What’s the main difference in structural change between phase I and phase II drug metabolism?

Answer 33

Phase I (Structural Change): Introduces or unmasks functional groups. often through oxidation, reduction, or hydrolysis. ake the drug molecule more polar and water-soluble but may or may not lead to full elimination from the body.

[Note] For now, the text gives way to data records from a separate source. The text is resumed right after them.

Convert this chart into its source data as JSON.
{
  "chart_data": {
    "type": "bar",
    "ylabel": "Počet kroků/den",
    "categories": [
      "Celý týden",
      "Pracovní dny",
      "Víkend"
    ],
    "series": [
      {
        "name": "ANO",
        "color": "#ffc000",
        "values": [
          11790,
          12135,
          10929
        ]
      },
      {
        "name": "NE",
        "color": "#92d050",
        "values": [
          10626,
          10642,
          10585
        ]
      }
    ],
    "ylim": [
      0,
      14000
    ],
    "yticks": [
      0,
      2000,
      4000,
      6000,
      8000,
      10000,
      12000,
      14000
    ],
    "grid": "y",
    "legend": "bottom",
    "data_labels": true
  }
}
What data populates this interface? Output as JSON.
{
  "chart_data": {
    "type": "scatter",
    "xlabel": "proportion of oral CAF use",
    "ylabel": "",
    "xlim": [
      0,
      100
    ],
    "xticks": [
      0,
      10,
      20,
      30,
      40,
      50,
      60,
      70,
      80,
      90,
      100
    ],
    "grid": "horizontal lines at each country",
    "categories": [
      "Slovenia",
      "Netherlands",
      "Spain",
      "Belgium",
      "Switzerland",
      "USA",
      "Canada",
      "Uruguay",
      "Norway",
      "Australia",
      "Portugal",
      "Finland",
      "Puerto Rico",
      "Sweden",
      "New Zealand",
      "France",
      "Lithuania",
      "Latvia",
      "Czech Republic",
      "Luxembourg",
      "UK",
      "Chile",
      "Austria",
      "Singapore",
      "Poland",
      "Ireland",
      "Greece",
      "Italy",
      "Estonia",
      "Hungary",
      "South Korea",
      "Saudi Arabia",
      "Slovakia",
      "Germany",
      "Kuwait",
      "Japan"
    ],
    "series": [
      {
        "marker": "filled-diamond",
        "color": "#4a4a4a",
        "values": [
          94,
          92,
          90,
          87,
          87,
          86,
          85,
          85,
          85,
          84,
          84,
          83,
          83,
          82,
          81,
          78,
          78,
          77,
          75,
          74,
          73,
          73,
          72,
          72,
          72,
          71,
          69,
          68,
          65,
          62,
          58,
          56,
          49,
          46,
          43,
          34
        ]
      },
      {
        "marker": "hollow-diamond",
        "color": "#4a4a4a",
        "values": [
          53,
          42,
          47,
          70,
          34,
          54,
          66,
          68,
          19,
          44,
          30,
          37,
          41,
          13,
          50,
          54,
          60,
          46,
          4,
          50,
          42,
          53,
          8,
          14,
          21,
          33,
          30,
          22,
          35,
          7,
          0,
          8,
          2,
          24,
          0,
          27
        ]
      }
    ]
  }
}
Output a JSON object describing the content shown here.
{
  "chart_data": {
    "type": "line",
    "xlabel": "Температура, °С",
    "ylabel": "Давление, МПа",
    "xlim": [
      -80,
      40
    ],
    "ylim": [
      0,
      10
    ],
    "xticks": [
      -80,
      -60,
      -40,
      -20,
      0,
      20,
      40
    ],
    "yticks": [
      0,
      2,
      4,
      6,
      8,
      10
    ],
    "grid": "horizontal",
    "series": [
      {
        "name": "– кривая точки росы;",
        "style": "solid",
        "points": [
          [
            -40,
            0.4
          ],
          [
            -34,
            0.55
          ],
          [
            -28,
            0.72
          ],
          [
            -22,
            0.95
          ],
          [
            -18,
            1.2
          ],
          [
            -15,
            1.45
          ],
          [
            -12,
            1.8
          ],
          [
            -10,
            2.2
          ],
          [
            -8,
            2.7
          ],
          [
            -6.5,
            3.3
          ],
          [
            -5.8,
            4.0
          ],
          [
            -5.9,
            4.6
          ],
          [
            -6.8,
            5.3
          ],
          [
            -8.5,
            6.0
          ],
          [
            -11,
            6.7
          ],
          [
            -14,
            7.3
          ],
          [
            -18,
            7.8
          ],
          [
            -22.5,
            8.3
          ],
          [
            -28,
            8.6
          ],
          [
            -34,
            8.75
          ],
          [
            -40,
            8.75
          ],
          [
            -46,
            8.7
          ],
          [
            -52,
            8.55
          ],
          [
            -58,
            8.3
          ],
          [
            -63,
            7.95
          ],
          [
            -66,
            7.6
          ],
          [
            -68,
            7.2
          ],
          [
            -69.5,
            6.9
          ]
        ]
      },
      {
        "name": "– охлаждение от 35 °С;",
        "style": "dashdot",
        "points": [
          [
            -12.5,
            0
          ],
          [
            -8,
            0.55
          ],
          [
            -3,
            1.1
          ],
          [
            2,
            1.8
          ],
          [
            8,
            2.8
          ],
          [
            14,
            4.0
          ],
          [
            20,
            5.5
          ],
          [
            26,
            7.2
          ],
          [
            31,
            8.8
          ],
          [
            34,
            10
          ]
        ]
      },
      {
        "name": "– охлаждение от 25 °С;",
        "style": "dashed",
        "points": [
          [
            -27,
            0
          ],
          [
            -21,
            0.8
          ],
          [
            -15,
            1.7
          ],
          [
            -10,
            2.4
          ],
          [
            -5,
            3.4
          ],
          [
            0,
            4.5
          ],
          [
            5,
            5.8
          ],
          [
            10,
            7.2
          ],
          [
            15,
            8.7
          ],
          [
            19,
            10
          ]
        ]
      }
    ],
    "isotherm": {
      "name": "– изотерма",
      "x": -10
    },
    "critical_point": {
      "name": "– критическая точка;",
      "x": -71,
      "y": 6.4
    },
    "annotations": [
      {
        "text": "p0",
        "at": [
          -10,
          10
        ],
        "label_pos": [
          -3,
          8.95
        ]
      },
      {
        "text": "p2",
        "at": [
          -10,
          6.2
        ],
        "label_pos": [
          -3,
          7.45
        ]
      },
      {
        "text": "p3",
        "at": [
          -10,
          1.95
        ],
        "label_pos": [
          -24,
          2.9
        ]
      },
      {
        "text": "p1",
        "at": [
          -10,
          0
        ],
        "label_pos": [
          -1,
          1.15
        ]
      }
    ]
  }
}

Phase II (Structural Change): Involves conjugation with larger molecules such as glucuronic acid, sulfate, or amino acids. Conjugation increases the drug’s water solubility

Question 34

What happens to drug availability when there’s inhibition or activation of the cytochrome P450 responsible for drug metabolism (e.g., drug-drug or food-drug interactions)

Answer 34

Inhibition: Reduces drug metabolism, leading to higher drug levels and potential toxicity.
Activation: Accelerates drug metabolism, potentially lowering drug levels and reducing effectiveness.

Question 35

What are MEC and MTC in relation to pharmacokinetic graphs?

Answer 35

MEC (Minimum Effective Concentration): The lowest drug concentration at which a therapeutic effect occurs.
MTC (Minimum Toxic Concentration): The lowest drug concentration at which toxic effects start to appear.

Question 36

What are the enzyme reactions involved in ethanol metabolism, and what are the products of these reactions?

Answer 36

Alcohol Dehydrogenase: Converts ethanol to acetaldehyde.
Aldehyde Dehydrogenase: Converts acetaldehyde to acetate (acetic acid).
Microsomal Ethanol Oxidizing System (MEOS): An alternative pathway for ethanol metabolism.
Products: Ethanol -> Acetaldehyde -> Acetate.

Question 37

What impact does alcohol have on metabolic pathways in the cell, particularly in relation to NADH?

Answer 37

Alcohol consumption increases NADH levels and disrupts the balance of NADH/NAD+ in cells. This can affect various metabolic pathways, leading to decreased fatty acid oxidation, altered glucose metabolism, and potential liver damage.

Question 38

What harmful effect does acetaldehyde have?

Answer 38

Acetaldehyde is a toxic compound that can cause various harmful effects, including liver damage, DNA damage, and the development of alcohol-related health issues, such as alcoholic liver disease and certain types of cancer.

Question 39

What does CYP2E1 do, and what are the consequences of its activity?

Answer 39

CYP2E1 (Cytochrome P450 2E1): It is an enzyme that metabolizes various substances, including ethanol and some toxins.
Consequences: CYP2E1 activity can lead to the generation of toxic metabolites and contribute to oxidative stress and liver damage, particularly in the context of alcohol metabolism.

Question 40

How can ethanol metabolism directly affect the epigenome through histone modification?

Answer 40

Ethanol metabolism alters the NAD+/NADH ratio.
Changes in NAD+/NADH affect the activity of histone deacetylases (HDACs).
Altered HDAC activity can lead to histone hyperacetylation, impacting gene expression and potentially contributing to epigenetic changes.
These epigenetic modifications may influence various cellular processes and have implications for conditions like alcohol use disorders.